Weiterhin tief greifende Differenzen

Die anderen reißen sich um die Termine. So trifft sich der hartnäckige Kritiker des amerikanischen Unilateralismus, der amerikanischen Alleingänge, Frankreichs Chirac in Brüssel zum trauten Tête-à-Tête mit Bush - wohlgemerkt in Brüssel. Der, so die Selbsteinschätzung, amerikanischste aller französischen Präsidenten der 5. Republik (seien es Gaullisten oder Sozialisten, die sich ja alle gerne selbstbewusst an der amerikanischen Herausforderung reiben) will sein Verhältnis mit Bush ins Reine bringen, ohne sich zu verbiegen.

Das gilt auch für Schröder in Mainz und Putin in Bratislava - das gilt aber auch für Bush selbst. Also: Der Ballsaal ist gebohnert, nun muss nur noch getanzt werden. Andererseits: auch in Brüssel weiß man, hinter dem Lächeln der Diplomaten stecken immer noch tief greifende Differenzen. Wie geht man mit Iran um, wie bringt man die Mullahs und Ajatollahs dazu, keine Atomwaffen zu bauen? Wie bringt man die arabische Welt dazu, sich der Demokratie zu öffnen? Und was wird aus dem Waffenembargo gegen China?

Realpolitik à la Europa

Handfeste Probleme, die das Klima diesseits und jenseits des Atlantiks bald wieder belasten können. Wichtiger noch: Es gibt einen tief greifenden Mentalitätsunterschied zwischen dem Washington Bushs und EU-Brüssel. Für Washington ist der Kampf für die Freiheit und die Demokratie das wichtigste Gut. Die Europäer setzen dagegen eher auf Realpolitik. Obwohl sie sich ja gerne selbst als Raum der Freiheit und der Demokratie definieren.

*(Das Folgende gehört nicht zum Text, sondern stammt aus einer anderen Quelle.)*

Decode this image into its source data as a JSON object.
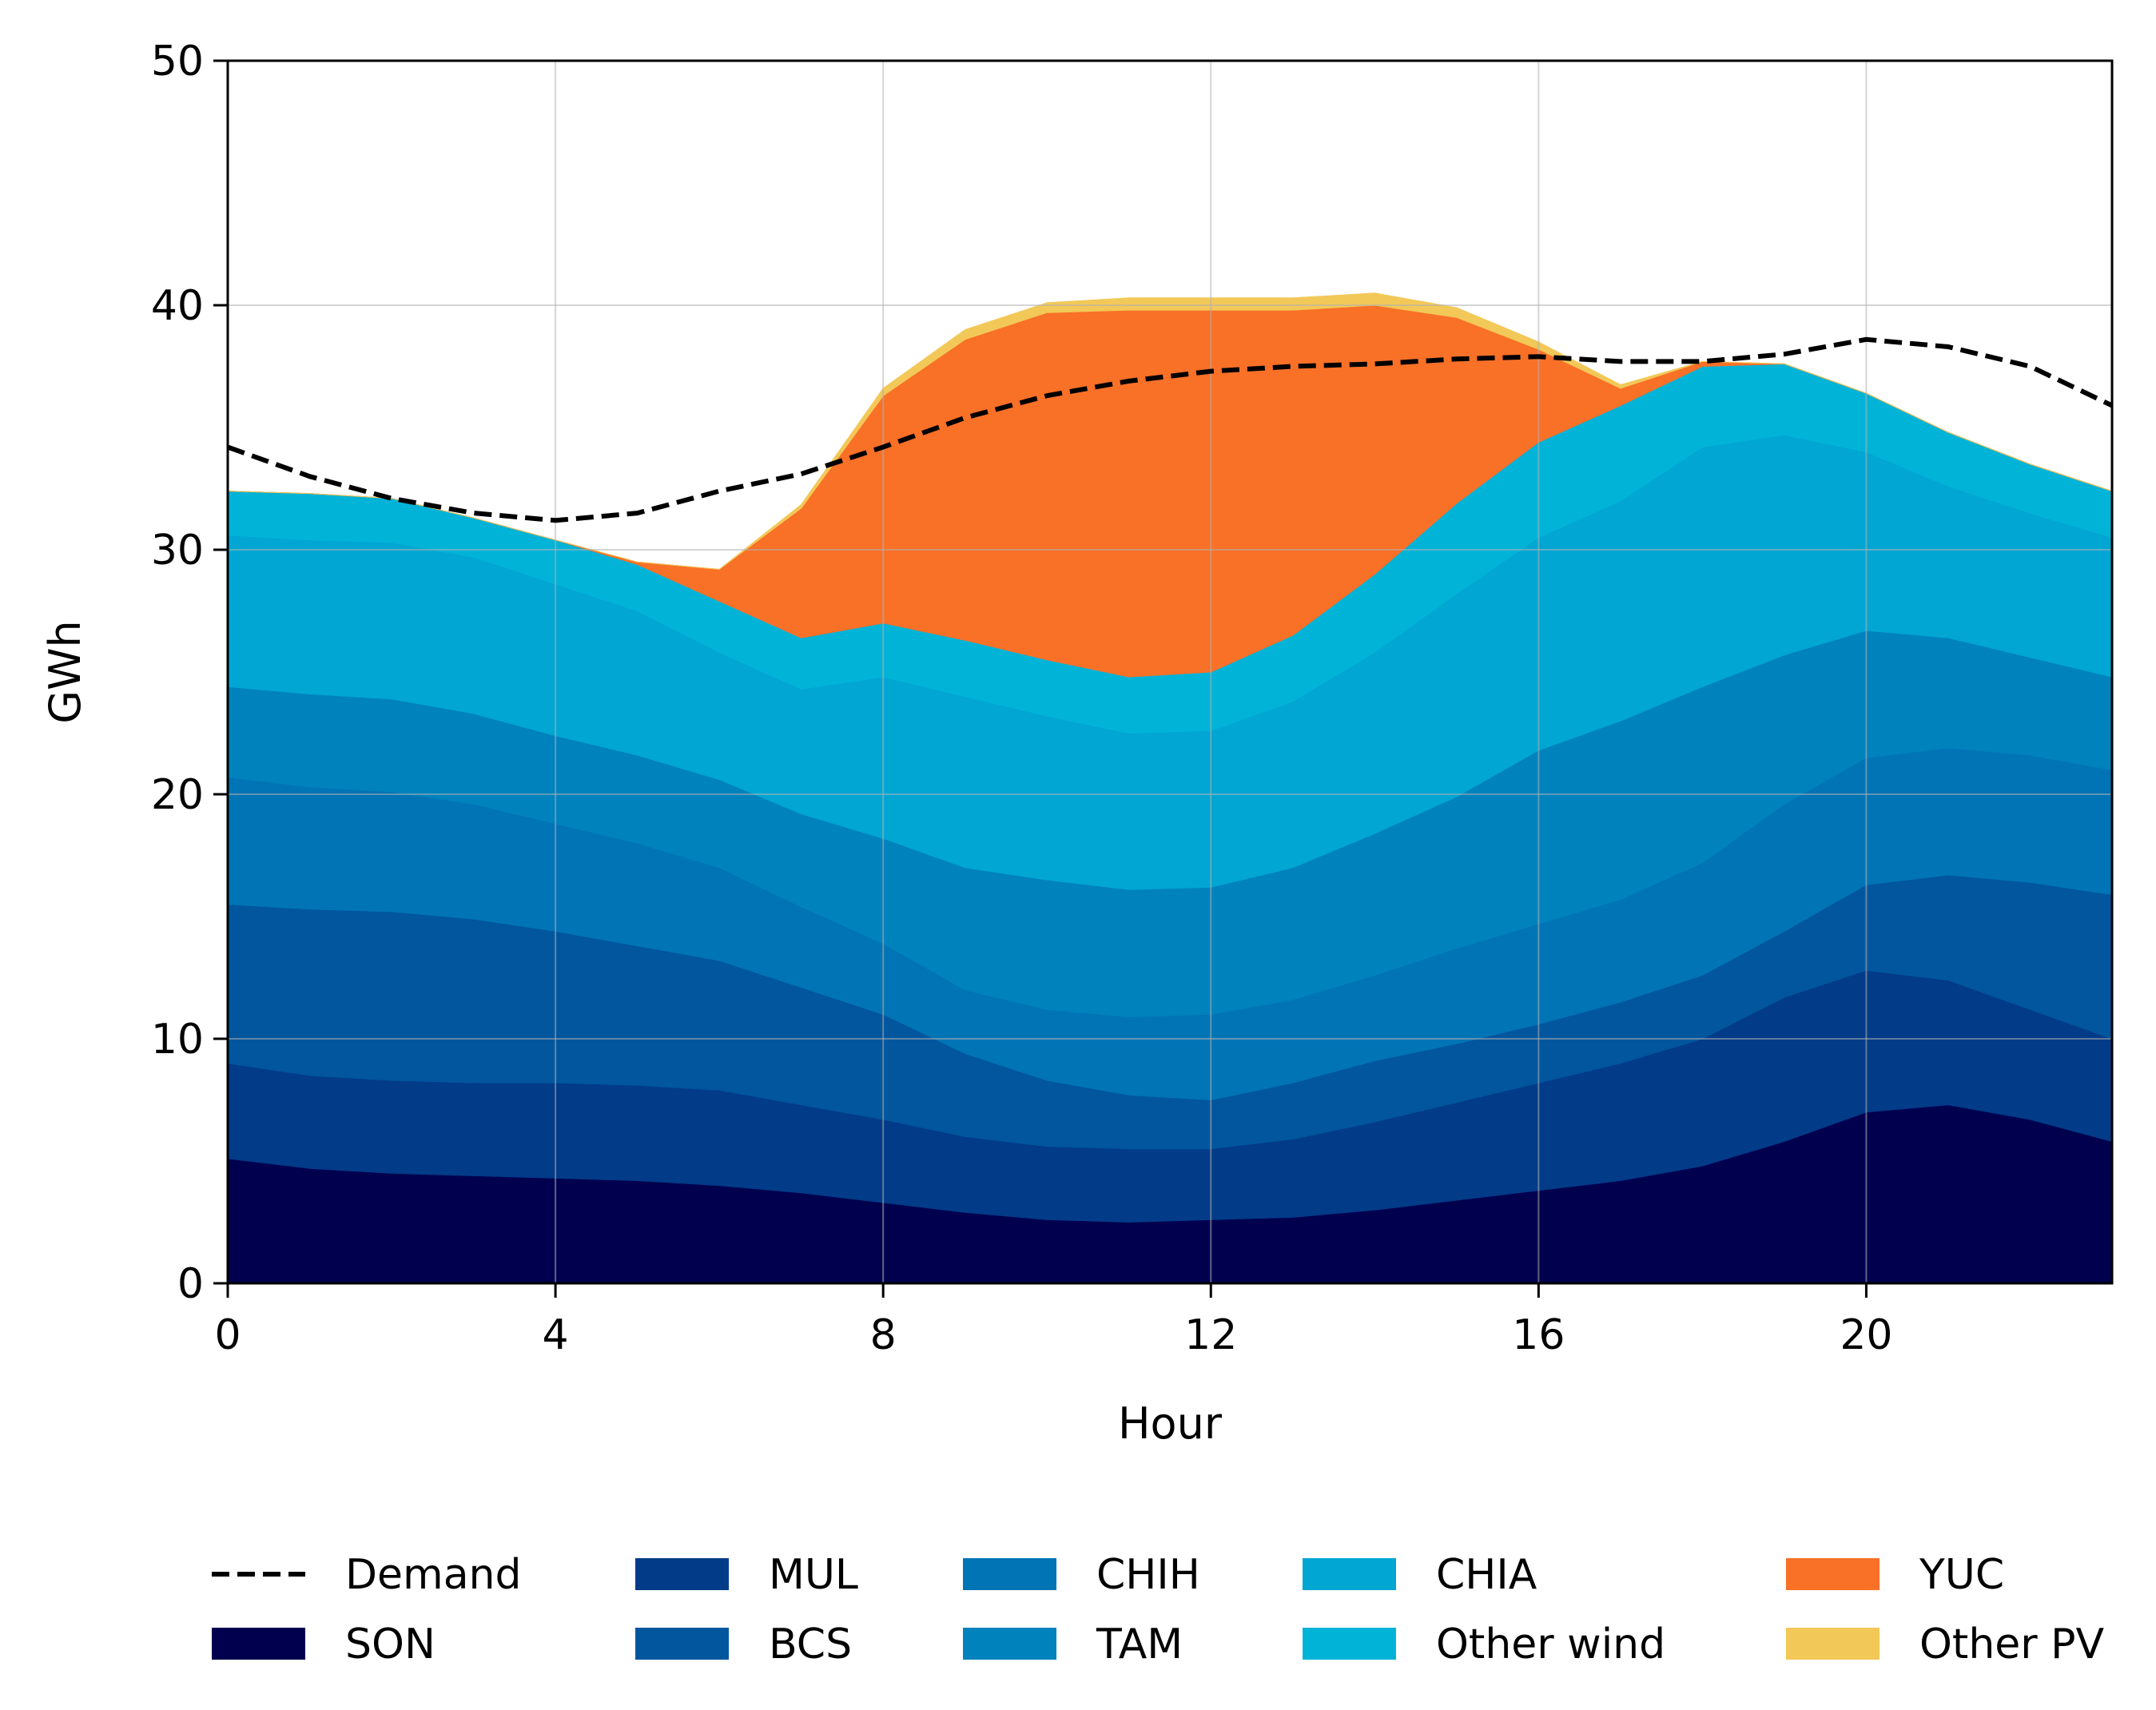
{
  "chart_data": {
    "type": "area",
    "stacked": true,
    "xlabel": "Hour",
    "ylabel": "GWh",
    "xlim": [
      0,
      23
    ],
    "ylim": [
      0,
      50
    ],
    "xticks": [
      0,
      4,
      8,
      12,
      16,
      20
    ],
    "yticks": [
      0,
      10,
      20,
      30,
      40,
      50
    ],
    "grid": true,
    "legend_position": "bottom",
    "x": [
      0,
      1,
      2,
      3,
      4,
      5,
      6,
      7,
      8,
      9,
      10,
      11,
      12,
      13,
      14,
      15,
      16,
      17,
      18,
      19,
      20,
      21,
      22,
      23
    ],
    "series": [
      {
        "name": "SON",
        "color": "#00004f",
        "values": [
          5.1,
          4.7,
          4.5,
          4.4,
          4.3,
          4.2,
          4.0,
          3.7,
          3.3,
          2.9,
          2.6,
          2.5,
          2.6,
          2.7,
          3.0,
          3.4,
          3.8,
          4.2,
          4.8,
          5.8,
          7.0,
          7.3,
          6.7,
          5.8
        ]
      },
      {
        "name": "MUL",
        "color": "#023b87",
        "values": [
          3.9,
          3.8,
          3.8,
          3.8,
          3.9,
          3.9,
          3.9,
          3.6,
          3.4,
          3.1,
          3.0,
          3.0,
          2.9,
          3.2,
          3.6,
          4.0,
          4.4,
          4.8,
          5.2,
          5.9,
          5.8,
          5.1,
          4.5,
          4.2
        ]
      },
      {
        "name": "BCS",
        "color": "#01569e",
        "values": [
          6.5,
          6.8,
          6.9,
          6.7,
          6.2,
          5.7,
          5.3,
          4.8,
          4.3,
          3.4,
          2.7,
          2.2,
          2.0,
          2.3,
          2.5,
          2.4,
          2.4,
          2.5,
          2.6,
          2.7,
          3.5,
          4.3,
          5.2,
          5.9
        ]
      },
      {
        "name": "CHIH",
        "color": "#0174b5",
        "values": [
          5.2,
          5.0,
          4.9,
          4.7,
          4.4,
          4.2,
          3.8,
          3.3,
          2.9,
          2.6,
          2.9,
          3.2,
          3.5,
          3.4,
          3.5,
          3.9,
          4.1,
          4.2,
          4.6,
          5.2,
          5.2,
          5.2,
          5.2,
          5.1
        ]
      },
      {
        "name": "TAM",
        "color": "#0082bd",
        "values": [
          3.7,
          3.8,
          3.8,
          3.7,
          3.6,
          3.6,
          3.6,
          3.8,
          4.3,
          5.0,
          5.3,
          5.2,
          5.2,
          5.4,
          5.8,
          6.2,
          7.1,
          7.3,
          7.2,
          6.1,
          5.2,
          4.5,
          4.0,
          3.8
        ]
      },
      {
        "name": "CHIA",
        "color": "#01a6d3",
        "values": [
          6.2,
          6.3,
          6.4,
          6.4,
          6.2,
          5.9,
          5.2,
          5.1,
          6.6,
          7.0,
          6.7,
          6.4,
          6.4,
          6.8,
          7.4,
          8.3,
          8.7,
          9.0,
          9.8,
          9.0,
          7.3,
          6.2,
          5.9,
          5.7
        ]
      },
      {
        "name": "Other wind",
        "color": "#02b3d8",
        "values": [
          1.8,
          1.9,
          1.8,
          1.6,
          1.8,
          1.9,
          2.1,
          2.1,
          2.2,
          2.3,
          2.3,
          2.3,
          2.4,
          2.7,
          3.2,
          3.7,
          3.9,
          3.9,
          3.3,
          2.9,
          2.4,
          2.2,
          2.0,
          1.9
        ]
      },
      {
        "name": "YUC",
        "color": "#f97027",
        "values": [
          0.0,
          0.0,
          0.0,
          0.0,
          0.0,
          0.1,
          1.3,
          5.3,
          9.3,
          12.3,
          14.2,
          15.0,
          14.8,
          13.3,
          11.0,
          7.6,
          3.8,
          0.7,
          0.2,
          0.0,
          0.0,
          0.0,
          0.0,
          0.0
        ]
      },
      {
        "name": "Other PV",
        "color": "#f2c858",
        "values": [
          0.0,
          0.0,
          0.0,
          0.0,
          0.0,
          0.0,
          0.0,
          0.15,
          0.3,
          0.4,
          0.4,
          0.5,
          0.5,
          0.5,
          0.5,
          0.4,
          0.3,
          0.15,
          0.0,
          0.0,
          0.0,
          0.0,
          0.0,
          0.0
        ]
      }
    ],
    "demand": {
      "name": "Demand",
      "color": "#000000",
      "values": [
        34.2,
        33.0,
        32.1,
        31.5,
        31.2,
        31.5,
        32.4,
        33.1,
        34.2,
        35.4,
        36.3,
        36.9,
        37.3,
        37.5,
        37.6,
        37.8,
        37.9,
        37.7,
        37.7,
        38.0,
        38.6,
        38.3,
        37.5,
        35.9
      ]
    },
    "legend": [
      {
        "name": "Demand",
        "kind": "line"
      },
      {
        "name": "SON",
        "kind": "patch"
      },
      {
        "name": "MUL",
        "kind": "patch"
      },
      {
        "name": "BCS",
        "kind": "patch"
      },
      {
        "name": "CHIH",
        "kind": "patch"
      },
      {
        "name": "TAM",
        "kind": "patch"
      },
      {
        "name": "CHIA",
        "kind": "patch"
      },
      {
        "name": "Other wind",
        "kind": "patch"
      },
      {
        "name": "YUC",
        "kind": "patch"
      },
      {
        "name": "Other PV",
        "kind": "patch"
      }
    ]
  }
}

Dabei, das muss man auch sagen, sind sie sich nicht mal einig. Denn gerade die ost- und mitteleuropäischen Reformländer sind viel stärker dem Freiheitspathos verpflichtet als die nun nicht mehr alten Alt-Europäer. Dem visionären, messianischen Pathos von Bush jedenfalls stehen Paris und Berlin und das (belgische) Brüssel ratlos gegenüber. Dazu kommt: Bush ist mit Abstand der unpopulärste Präsident wohl aller Zeit. Gegen ihn lässt sich besser punkten als mit ihm. Auch das ist Realpolitik à la Europa. Doch der Präsident kommt . Und der europäische Kongress tanzt mit ihm - harmonischer jedenfalls als in den letzten zwei Jahren. Die transatlantische Partnerschaft wird wieder gepflegt.